Last year, Larter's team showed that by adding nitrogen, phosphorus, vitamins and trace minerals to oil-field samples in the lab, they can convert the hydrocarbons to methane in about 600 days (Nature, DOI: 10.1038/nature06484). Their newly founded company, Profero Energy, is about to begin field tests to see whether the method can produce methane economically from a natural underground reservoir. "If it's an economic success, it is a game-changer. You have suddenly got a huge amount of a relatively clean fuel, methane," says Larter. "But it has absolutely not been proven in the field yet."
Even if Larter's microbial conversion proves practical, of course, no amount of technological trickery can get around the fact that burning any fossil fuel adds carbon dioxide to the atmosphere. But, "the oil industry is not going to disappear overnight", says Larter. "Cleaning up the tail end of the industry is a crucial thing, otherwise we'll have really serious problems." Burning methane provides more useable energy per tonne of CO2 emitted than any other fossil fuel (see chart), making it the best choice for weaning society off fossil fuels altogether.

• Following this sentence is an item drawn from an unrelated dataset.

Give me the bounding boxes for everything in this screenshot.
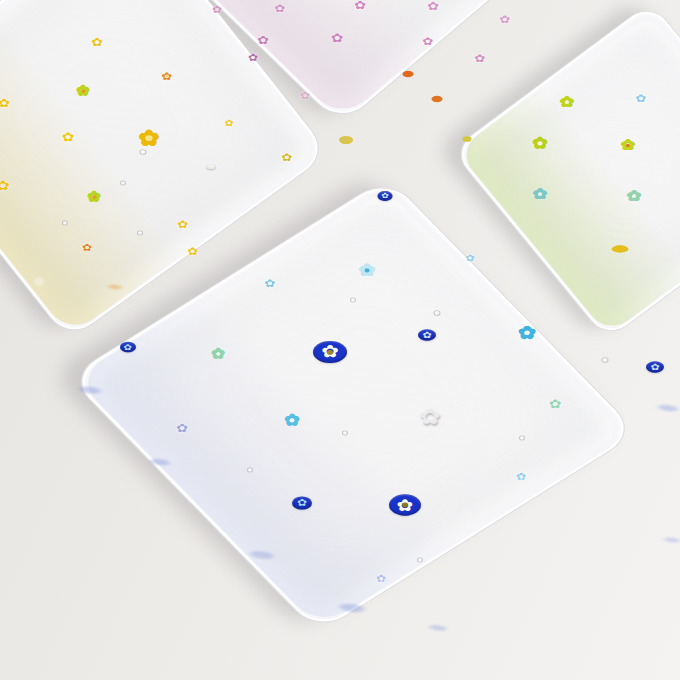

In the long run, Larter notes, a similar process could someday offer the ultimate in clean energy: a hydrogen economy. Methanogens are very efficient at using up the hydrogen Syntrophus produces, so it does not last long enough to tap. But if the researchers could find a way of inhibiting the methanogens, their system would offer the possibility of producing immense quantities of hydrogen, a zero-carbon fuel.